United Airlines announced a 17 percent cut in domestic capacity, the elimination of low-cost Ted and the reduction of its fleet by 100 aircraft. The move will enable the company to withstand record oil prices and a softening economy, the airline said. The carrier also expects to reduce staff by 1,400-1,600, including a previously announced 500-employee reduction by year-end.
“Today we are taking additional, aggressive steps that demonstrate our commitment to size our business appropriately to reflect the current market reality, leverage capacity discipline to pass commodity costs on to customers, develop new revenue streams and continue to reduce non-fuel costs and capital expenditures,” said Glenn Tilton, United’s chairman, president and CEO.

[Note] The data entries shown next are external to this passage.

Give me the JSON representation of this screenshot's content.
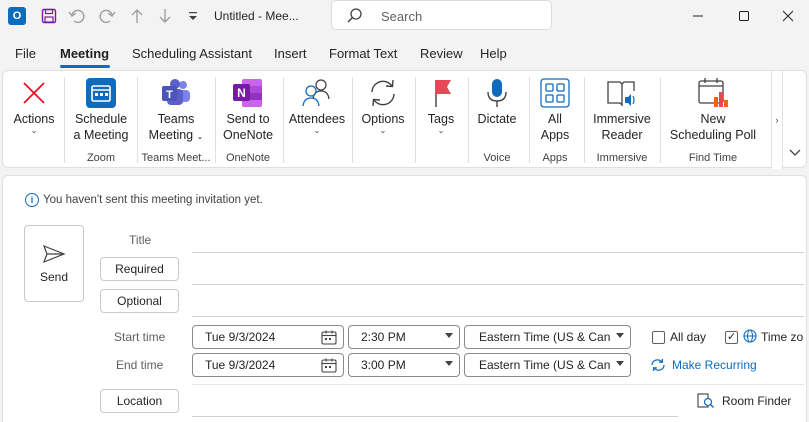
{
  "window": {
    "title": "Untitled  -  Mee...",
    "search_placeholder": "Search"
  },
  "menu": {
    "tabs": [
      "File",
      "Meeting",
      "Scheduling Assistant",
      "Insert",
      "Format Text",
      "Review",
      "Help"
    ],
    "active_tab": "Meeting"
  },
  "ribbon": {
    "actions": "Actions",
    "schedule_line1": "Schedule",
    "schedule_line2": "a Meeting",
    "group_zoom": "Zoom",
    "teams_line1": "Teams",
    "teams_line2": "Meeting",
    "group_teams": "Teams Meet...",
    "onenote_line1": "Send to",
    "onenote_line2": "OneNote",
    "group_onenote": "OneNote",
    "attendees": "Attendees",
    "options": "Options",
    "tags": "Tags",
    "dictate": "Dictate",
    "group_voice": "Voice",
    "apps_line1": "All",
    "apps_line2": "Apps",
    "group_apps": "Apps",
    "immersive_line1": "Immersive",
    "immersive_line2": "Reader",
    "group_immersive": "Immersive",
    "poll_line1": "New",
    "poll_line2": "Scheduling Poll",
    "group_findtime": "Find Time"
  },
  "form": {
    "info_message": "You haven't sent this meeting invitation yet.",
    "send_label": "Send",
    "title_label": "Title",
    "required_label": "Required",
    "optional_label": "Optional",
    "start_time_label": "Start time",
    "end_time_label": "End time",
    "start_date": "Tue 9/3/2024",
    "start_time": "2:30 PM",
    "end_date": "Tue 9/3/2024",
    "end_time": "3:00 PM",
    "timezone_start": "Eastern Time (US & Cana",
    "timezone_end": "Eastern Time (US & Cana",
    "all_day_label": "All day",
    "all_day_checked": false,
    "time_zones_label": "Time zo",
    "time_zones_checked": true,
    "make_recurring": "Make Recurring",
    "location_label": "Location",
    "room_finder": "Room Finder"
  },
  "colors": {
    "accent": "#0f6cbd",
    "background": "#f3f3f3",
    "outlook_blue": "#0f6cbd",
    "onenote_purple": "#7719aa",
    "teams_purple": "#5b5fc7",
    "tags_red": "#e74856",
    "actions_red": "#e81123"
  }
}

“This environment demands that we and the industry act decisively and responsibly. At United, we continue to do the right work to reduce costs and increase revenue to respond to record fuel costs and the challenging economic environment.” United said with fuel at current prices it faces a $3 billion shortfall.

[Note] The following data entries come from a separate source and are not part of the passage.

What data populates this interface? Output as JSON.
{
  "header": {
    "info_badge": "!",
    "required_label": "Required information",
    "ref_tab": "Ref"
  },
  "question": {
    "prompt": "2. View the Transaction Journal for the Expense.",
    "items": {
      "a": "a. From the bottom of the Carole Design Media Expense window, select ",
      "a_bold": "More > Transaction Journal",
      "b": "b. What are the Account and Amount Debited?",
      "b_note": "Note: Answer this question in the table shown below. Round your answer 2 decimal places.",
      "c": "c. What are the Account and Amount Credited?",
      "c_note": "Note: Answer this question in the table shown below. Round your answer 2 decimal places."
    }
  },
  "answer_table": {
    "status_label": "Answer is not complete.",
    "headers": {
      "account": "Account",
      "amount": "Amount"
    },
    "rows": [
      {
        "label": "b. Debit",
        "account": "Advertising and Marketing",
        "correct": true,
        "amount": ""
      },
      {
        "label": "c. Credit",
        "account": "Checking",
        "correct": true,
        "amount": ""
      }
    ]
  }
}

United said it will remove a total of 100 aircraft from its mainline fleet, including the 30 previously announced Boeing 737s, and reduce its mainline domestic capacity in the fourth quarter 2008 by 14 percent year over year. As part of these changes, United is eliminating its Ted product, reconfiguring the Ted fleet of 56 A320s to include United First class seats. The reconfiguration of the Ted aircraft will begin in spring 2009 and be completed by year-end 2009.